Although a combination of unfortunate circumstances has prevented me sooner replying to your most kind and welcome letter, received at the beginning of the year,—yet I cannot but believe that your goodness has suggested to you that, whatever might be the reasons of my silence, forgetfulness of your friendship or insensibility to your regard could have no part in them whatever. Our mutual friends[2] will be able to assure you of the contrary in every respect—they will also inform you that the state of my health is very indifferent and such as to render even the task of writing an ordinary letter burthensome after my daily and unavoidable labours have been terminated: however, I am much better at present, and do not fear to promise a more prompt acknowledgement of your favors, should you continue to indulge me with them, as well as a more graceful method of communication,—for, emboldened by your kind promise to overlook and excuse the unavoidable barbarisms, of a dweller in the “Ultima Thule[3] of England, I shall certainly attempt the difficult beauties of your own divine language: indeed, I had intended to make my first essay on the present occasion, but the promise of our friend the accomplished Mezzofantina[4] to serve this once as interpreter, renders such a formidable enterprise unnecessary. She also engages to tell you how soon I expect the pleasure of seeing you again in the Eternal City; and to beg your acceptance of a print of our own London, if but for the sake of contrast.

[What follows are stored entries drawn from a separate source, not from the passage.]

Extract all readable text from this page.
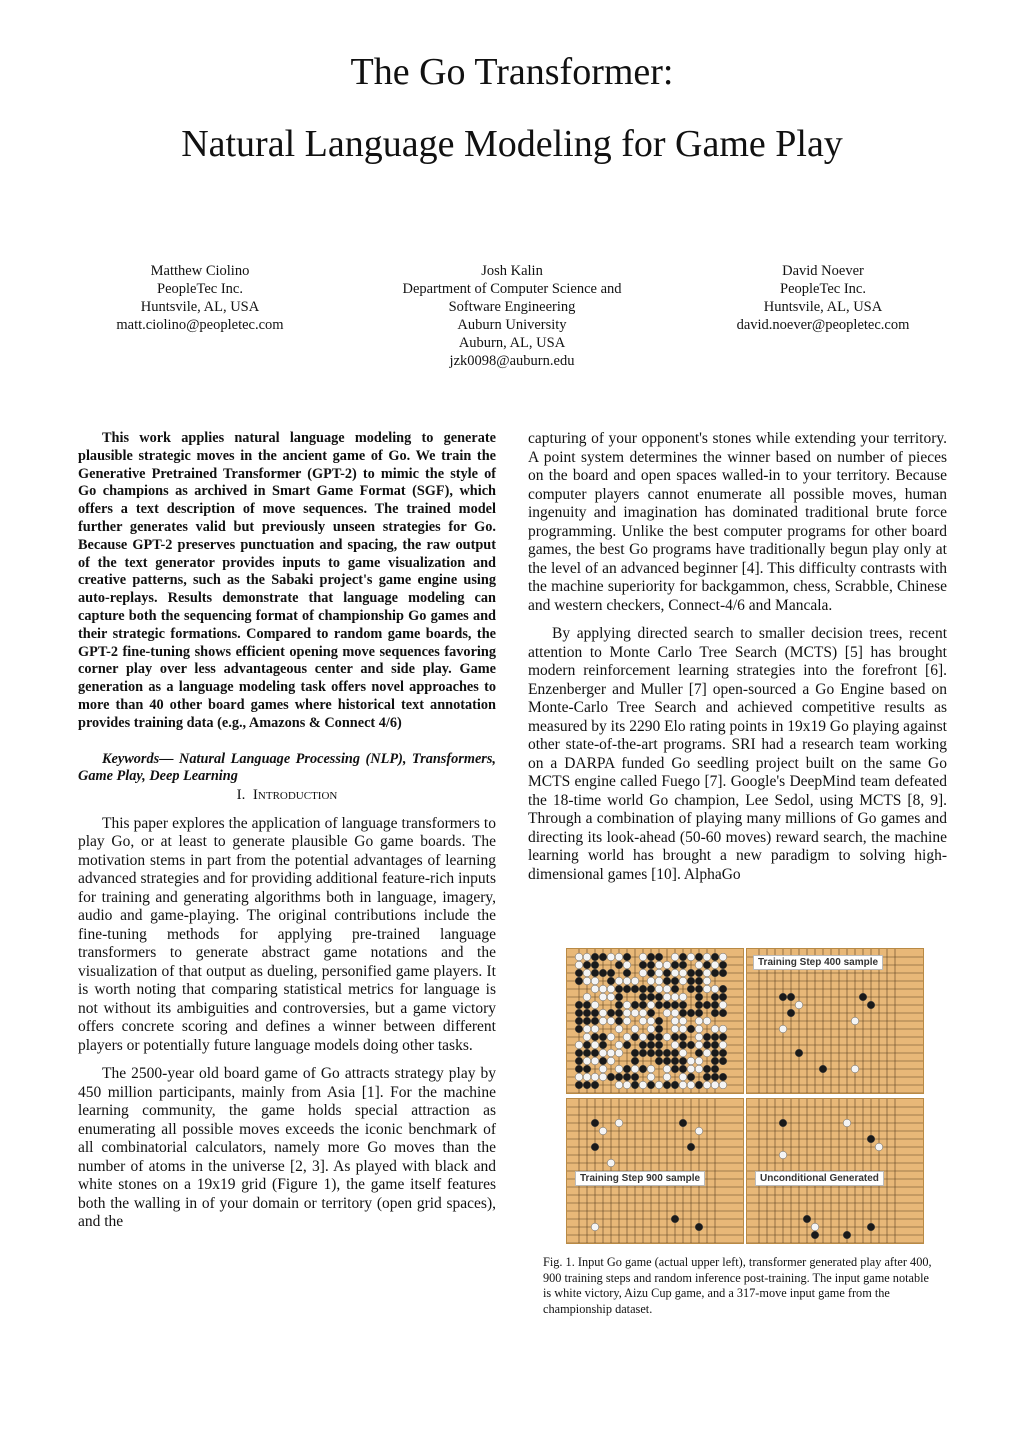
The Go Transformer:
Natural Language Modeling for Game Play
Matthew Ciolino
PeopleTec Inc.
Huntsvile, AL, USA
matt.ciolino@peopletec.com
Josh Kalin
Department of Computer Science and
Software Engineering
Auburn University
Auburn, AL, USA
jzk0098@auburn.edu
David Noever
PeopleTec Inc.
Huntsvile, AL, USA
david.noever@peopletec.com

This work applies natural language modeling to generate plausible strategic moves in the ancient game of Go. We train the Generative Pretrained Transformer (GPT-2) to mimic the style of Go champions as archived in Smart Game Format (SGF), which offers a text description of move sequences. The trained model further generates valid but previously unseen strategies for Go. Because GPT-2 preserves punctuation and spacing, the raw output of the text generator provides inputs to game visualization and creative patterns, such as the Sabaki project's game engine using auto-replays. Results demonstrate that language modeling can capture both the sequencing format of championship Go games and their strategic formations. Compared to random game boards, the GPT-2 fine-tuning shows efficient opening move sequences favoring corner play over less advantageous center and side play. Game generation as a language modeling task offers novel approaches to more than 40 other board games where historical text annotation provides training data (e.g., Amazons & Connect 4/6)

Keywords— Natural Language Processing (NLP), Transformers, Game Play, Deep Learning

I. Introduction

This paper explores the application of language transformers to play Go, or at least to generate plausible Go game boards. The motivation stems in part from the potential advantages of learning advanced strategies and for providing additional feature-rich inputs for training and generating algorithms both in language, imagery, audio and game-playing. The original contributions include the fine-tuning methods for applying pre-trained language transformers to generate abstract game notations and the visualization of that output as dueling, personified game players. It is worth noting that comparing statistical metrics for language is not without its ambiguities and controversies, but a game victory offers concrete scoring and defines a winner between different players or potentially future language models doing other tasks.

The 2500-year old board game of Go attracts strategy play by 450 million participants, mainly from Asia [1]. For the machine learning community, the game holds special attraction as enumerating all possible moves exceeds the iconic benchmark of all combinatorial calculators, namely more Go moves than the number of atoms in the universe [2, 3]. As played with black and white stones on a 19x19 grid (Figure 1), the game itself features both the walling in of your domain or territory (open grid spaces), and the

capturing of your opponent's stones while extending your territory. A point system determines the winner based on number of pieces on the board and open spaces walled-in to your territory. Because computer players cannot enumerate all possible moves, human ingenuity and imagination has dominated traditional brute force programming. Unlike the best computer programs for other board games, the best Go programs have traditionally begun play only at the level of an advanced beginner [4]. This difficulty contrasts with the machine superiority for backgammon, chess, Scrabble, Chinese and western checkers, Connect-4/6 and Mancala.

By applying directed search to smaller decision trees, recent attention to Monte Carlo Tree Search (MCTS) [5] has brought modern reinforcement learning strategies into the forefront [6]. Enzenberger and Muller [7] open-sourced a Go Engine based on Monte-Carlo Tree Search and achieved competitive results as measured by its 2290 Elo rating points in 19x19 Go playing against other state-of-the-art programs. SRI had a research team working on a DARPA funded Go seedling project built on the same Go MCTS engine called Fuego [7]. Google's DeepMind team defeated the 18-time world Go champion, Lee Sedol, using MCTS [8, 9]. Through a combination of playing many millions of Go games and directing its look-ahead (50-60 moves) reward search, the machine learning world has brought a new paradigm to solving high-dimensional games [10]. AlphaGo

Training Step 400 sample
Training Step 900 sample	Unconditional Generated
Fig. 1. Input Go game (actual upper left), transformer generated play after 400, 900 training steps and random inference post-training. The input game notable is white victory, Aizu Cup game, and a 317-move input game from the championship dataset.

Pray offer my best remembrances and kindest regards to Madame Del Giudice—and believe me,

Your most faithfully ever,

Robert Browning.

Publication: None traced.

Manuscript: Armstrong Browning Library.

1. Identified by the London book firm who originally sold this letter (Maggs, Catalogue 314, September–October 1913) as “Francesco Del Giudice, Professor of Languages.” He is presumably Francesco del Giudice (1815–80), Italian engineer and writer from Capua. Probably RB met him while travelling in Italy the previous year.

2. Presumably the Carduccis.

3. Vergil, Georgics, I, 30.

4. Literally, “part-time messenger,” or “part-time servant.”